Ieki Miyoji
- Name: Ieki Miyoji
- Native name: 家城巳代治
- Also Known as: いえき みよじ
- Nationality: Japanese
- Gender: Male
- Born: September 10, 1911
- Died: February 22, 1976
During the fifties, working for independent production companies, Ieki produced his most notable films. Beyond the Clouds (Kumo nagaruru hate ni, 1953) was a sombre account of the training and last days of kamikaze pilots, stressing their indoctrination and the waste of young lives. Tomoshibi (1954), a study of schoolchildren in a poor farming community, voiced a subtle anger at the conservatism of traditional education methods and the extent of rural poverty. Sisters (Shimai, 1955) was a richly textured family drama, well acted and capturing the atmosphere of provincial Japan early in the Showa period.

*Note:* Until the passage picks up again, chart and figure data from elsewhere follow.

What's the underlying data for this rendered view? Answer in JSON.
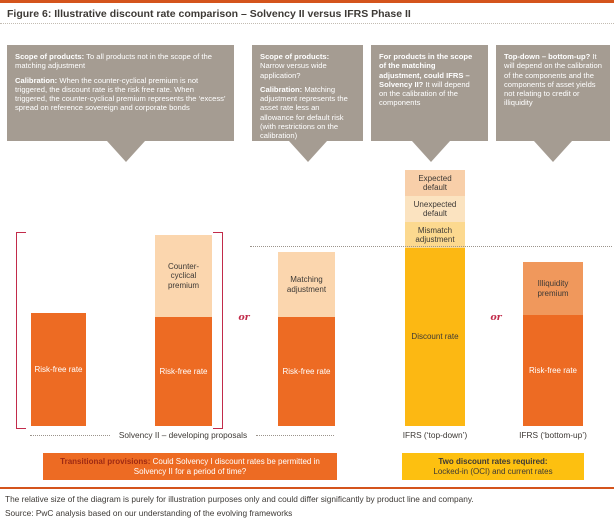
{
  "title": "Figure 6: Illustrative discount rate comparison – Solvency II versus IFRS Phase II",
  "callouts": [
    {
      "p1_bold": "Scope of products:",
      "p1_text": " To all products not in the scope of the matching adjustment",
      "p2_bold": "Calibration:",
      "p2_text": " When the counter-cyclical premium is not triggered, the discount rate is the risk free rate. When triggered, the counter-cyclical premium represents the ‘excess’ spread on reference sovereign and corporate bonds"
    },
    {
      "p1_bold": "Scope of products:",
      "p1_text": " Narrow versus wide application?",
      "p2_bold": "Calibration:",
      "p2_text": " Matching adjustment represents the asset rate less an allowance for default risk (with restrictions on the calibration)"
    },
    {
      "p1_bold": "For products in the scope of the matching adjustment, could IFRS – Solvency II?",
      "p1_text": " It will depend on the calibration of the components"
    },
    {
      "p1_bold": "Top-down – bottom-up?",
      "p1_text": " It will depend on the calibration of the components and the components of asset yields not relating to credit or illiquidity"
    }
  ],
  "or_label": "or",
  "axis": {
    "solvency_label": "Solvency II – developing proposals",
    "ifrs_topdown_label": "IFRS (‘top-down’)",
    "ifrs_bottomup_label": "IFRS (‘bottom-up’)"
  },
  "notes": {
    "transitional_bold": "Transitional provisions:",
    "transitional_text": " Could Solvency I discount rates be permitted in Solvency II for a period of time?",
    "two_rates_bold": "Two discount rates required:",
    "two_rates_text": "Locked-in (OCI) and current rates"
  },
  "footer": {
    "note": "The relative size of the diagram is purely for illustration purposes only and could differ significantly by product line and company.",
    "source": "Source: PwC analysis based on our understanding of the evolving frameworks"
  },
  "colors": {
    "orange": "#ed6b23",
    "peach": "#fbd6ae",
    "salmon": "#f0985c",
    "gold": "#fcb813",
    "gold_pale": "#fcd98f",
    "peach_pale": "#fbe3c0",
    "peach_dark": "#f8cfa9",
    "taupe_callout": "#a59c92",
    "crimson_accent": "#c22b4a",
    "rule_orange": "#d4541c",
    "note_yellow": "#fdc010",
    "dark_red_label": "#9e2a13",
    "text_charcoal": "#3d3935"
  },
  "chart_data": {
    "type": "bar",
    "subtype": "stacked",
    "title": "Illustrative discount rate comparison – Solvency II versus IFRS Phase II",
    "value_note": "illustrative relative heights (no numeric axis shown); values estimated in pixels",
    "legend_position": "none",
    "grid": false,
    "bars": [
      {
        "group": "Solvency II – developing proposals",
        "segments": [
          {
            "label": "Risk-free rate",
            "value": 113,
            "color": "orange"
          }
        ]
      },
      {
        "group": "Solvency II – developing proposals",
        "segments": [
          {
            "label": "Counter-cyclical premium",
            "value": 82,
            "color": "peach"
          },
          {
            "label": "Risk-free rate",
            "value": 109,
            "color": "orange"
          }
        ]
      },
      {
        "group": "Solvency II – developing proposals",
        "segments": [
          {
            "label": "Matching adjustment",
            "value": 65,
            "color": "peach"
          },
          {
            "label": "Risk-free rate",
            "value": 109,
            "color": "orange"
          }
        ]
      },
      {
        "group": "IFRS (‘top-down’)",
        "segments": [
          {
            "label": "Expected default",
            "value": 26,
            "color": "peach_dark"
          },
          {
            "label": "Unexpected default",
            "value": 26,
            "color": "peach_pale"
          },
          {
            "label": "Mismatch adjustment",
            "value": 26,
            "color": "gold_pale"
          },
          {
            "label": "Discount rate",
            "value": 178,
            "color": "gold"
          }
        ]
      },
      {
        "group": "IFRS (‘bottom-up’)",
        "segments": [
          {
            "label": "Illiquidity premium",
            "value": 53,
            "color": "salmon"
          },
          {
            "label": "Risk-free rate",
            "value": 111,
            "color": "orange"
          }
        ]
      }
    ]
  }
}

Perhaps Ieki’s best film was Half Brothers (Ibō kyōdai, 1957), in which the domestic cruelties within an army officer’s family became a microcosm of the wider tyranny of prewar militarism. Superbly acted by Kinuyo Tanaka as the family’s maid and Rentarō Mikuni as the army officer forced to marry her after raping her, it was a film of both political sophistication and emotional intensity.
Ieki returned to studio production, at Toei, with The Naked Sun (Hadaka no taiyō, 1958); this was an account of life among poor railway workers. Like his earlier films, it showed a sensitivity to the problems of the young. Ieki continued to direct films about children and young people through the sixties. Among them were A Pebble by the Wayside (Robō no ishi, 1964), a remake of Tomotaka Tasaka’s 1938 adaptation of a Yūzō Yamamoto novel set in the Meiji era, about the four hundred blows suffered by an unhappy child, and The Only Child (Hitorikko, 1969) about a high school boy forbidden to go to university by his mother and her lover.
Ieki’s films reveal the influence of his mentor Gosho in their subtle, unshowy technique, realist texture, and human detail. He was adept at suggesting the emotions of his characters through subtleties of gesture and expression and at addressing political themes through personal drama. His work merits international exposure.